It’s all in the water
A Hong Kong start-up uses local ingredients to put a sparkle into beverages.
30 April 2021
Sie kochen auch mit Wasser, goes a German saying which, literally meaning “they also cook with water”, indicates metaphorically that successful firms use the same materials as everyone else but in a unique way.
Sometimes, however, the difference does lie in the water. Just ask The Carbonation.
The Hong Kong start-up supplies locally produced tonic water and smoked water that elevate the flavour of gins and coffee-house brews sold by its partners — cafes and spirits producers.
The tonic water is crafted using locally grown organic lemons and dried tangerine peel while the smoked water is crafted with heritage lychee chips sourced from Mainland China and pink Himalayan salt.
The brand chose lychee — which is often used in Chinese cooking, such as for smoking roast duck — to connect with China. “It’s a Chinese product in a western format,” said Daniella Ieong, who set up the company in 2018 together with partner Victor Li.
She said the pair initially wanted to establish a bottled cocktail business, although neither had any experience of working in the food and beverage industry nor any connections with local distributors.
“We couldn’t work out a cost-effective way to do cocktails in bottles, but we noticed the trend for craft mixers in the United Kingdom and Australia, and that craft sodas and mixers were doing well,” she recounted.
As they noted that gin distillers were popping up in Hong Kong, they floated the idea of creating a tonic using local ingredients.
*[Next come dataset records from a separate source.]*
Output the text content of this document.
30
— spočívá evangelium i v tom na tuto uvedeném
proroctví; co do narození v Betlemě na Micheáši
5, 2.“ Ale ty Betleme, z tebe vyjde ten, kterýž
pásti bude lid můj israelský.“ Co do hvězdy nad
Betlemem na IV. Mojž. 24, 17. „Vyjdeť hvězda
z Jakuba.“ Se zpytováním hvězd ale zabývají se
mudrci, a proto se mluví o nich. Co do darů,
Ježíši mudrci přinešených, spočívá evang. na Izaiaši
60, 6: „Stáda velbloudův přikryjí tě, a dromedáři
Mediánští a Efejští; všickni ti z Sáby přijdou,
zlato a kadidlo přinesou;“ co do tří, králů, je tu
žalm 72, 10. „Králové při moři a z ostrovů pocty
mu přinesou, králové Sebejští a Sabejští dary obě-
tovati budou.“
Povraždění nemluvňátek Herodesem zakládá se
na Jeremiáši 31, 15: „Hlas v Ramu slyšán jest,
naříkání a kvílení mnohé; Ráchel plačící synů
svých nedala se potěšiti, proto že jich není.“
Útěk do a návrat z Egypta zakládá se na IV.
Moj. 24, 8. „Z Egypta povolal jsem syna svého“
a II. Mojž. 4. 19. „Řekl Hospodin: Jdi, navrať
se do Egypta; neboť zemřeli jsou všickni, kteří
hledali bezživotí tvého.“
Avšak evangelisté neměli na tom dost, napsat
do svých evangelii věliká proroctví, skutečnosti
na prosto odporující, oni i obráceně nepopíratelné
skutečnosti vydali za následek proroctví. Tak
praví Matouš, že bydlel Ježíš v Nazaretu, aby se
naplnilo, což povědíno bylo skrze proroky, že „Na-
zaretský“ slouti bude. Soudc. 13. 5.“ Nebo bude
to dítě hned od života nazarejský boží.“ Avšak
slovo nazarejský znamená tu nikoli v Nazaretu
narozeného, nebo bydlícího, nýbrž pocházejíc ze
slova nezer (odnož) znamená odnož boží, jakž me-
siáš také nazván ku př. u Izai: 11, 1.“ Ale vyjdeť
The Carbonation’s bespoke packaging swiftly brought attention to its mixers and they became available in several cafes, bars and retailers.
A collaboration with Austrian herbal liquor producer Fernet Hunter – whose owner lives in Hong Kong and works with local Japanese restaurant Yardbird – gave the business its first big break.
“That introduced us to the right crowd – it was a way in, and helped more people become familiar with the brand,” Mr Li said.
Made in Hong Kong
The Carbonation’s uses intensive, manual production on home-style equipment but plans to upgrade its production line to pursue markets outside Hong Kong. “[However,] we’re never going to be massive. We aim to brew everything ourselves, and we’re not going down the industrial route,” Ms Ieong said.
Three times a week, Ms Ieong and Mr Li prepare and process the ingredients by hand and bottle their tonic and smoked water. The duo currently carry out all operations themselves but plan to hire people next year.
Collaboration with complementary brands has been key to the company’s development, Mr Li said. “We have been quite lucky as spirits brands have reached out to us and wanted to collaborate on special-edition products,” he said.
Joint endeavours include a lemon tea gin and tonic, with local gin distiller N.I.P, which Ms Ieong describes as a “local spin on a classic cocktail”. As the start-up diversifies, it is aware of the need to keep customers engaged by regularly introducing new sodas. The Carbonation has also partnered with high-end Japanese restaurant Zuma on its uzu whisky highball.
Gin and coffee calling
The Carbonation uses engagement marketing, with recipes on its website, which include tips such as using a bar spoon to stir a gin and tonic and chilling the glass beforehand. The start-up plans to demonstrate these recipes and insider tips with pop-ups when COVID-19 restrictions ease sufficiently.
The founders said people from Hong Kong love to support locally made products. “Since Hong Kong is quite small, we can meet others easily, test out recipes, and roll out [new products] quite quickly. This all creates a sense of community,” Ms Ieong said, adding there was also a willingness to try new products.
The start-up is keen to gradually export its products overseas. One market it has sights on is Southeast Asian countries, particularly the Philippines, which are big gin consumers. “Quite a lot of distribution companies in Hong Kong already have connections there. We’d like to roll out to smaller distributors if possible,” Ms Ieong said.
Almost three years into their entrepreneurial journey, the founders are now focused on expanding the company’s range and increasing the reach of its products. “We will launch a new tonic this year that’s more classic, with the focus more on a lemon flavour, as the tonic we have now contains other ingredients. This will be a bit more versatile and offer a more universal canvas as a mixer,” said Mr Li. The brand will also add two more soft drinks to its product range.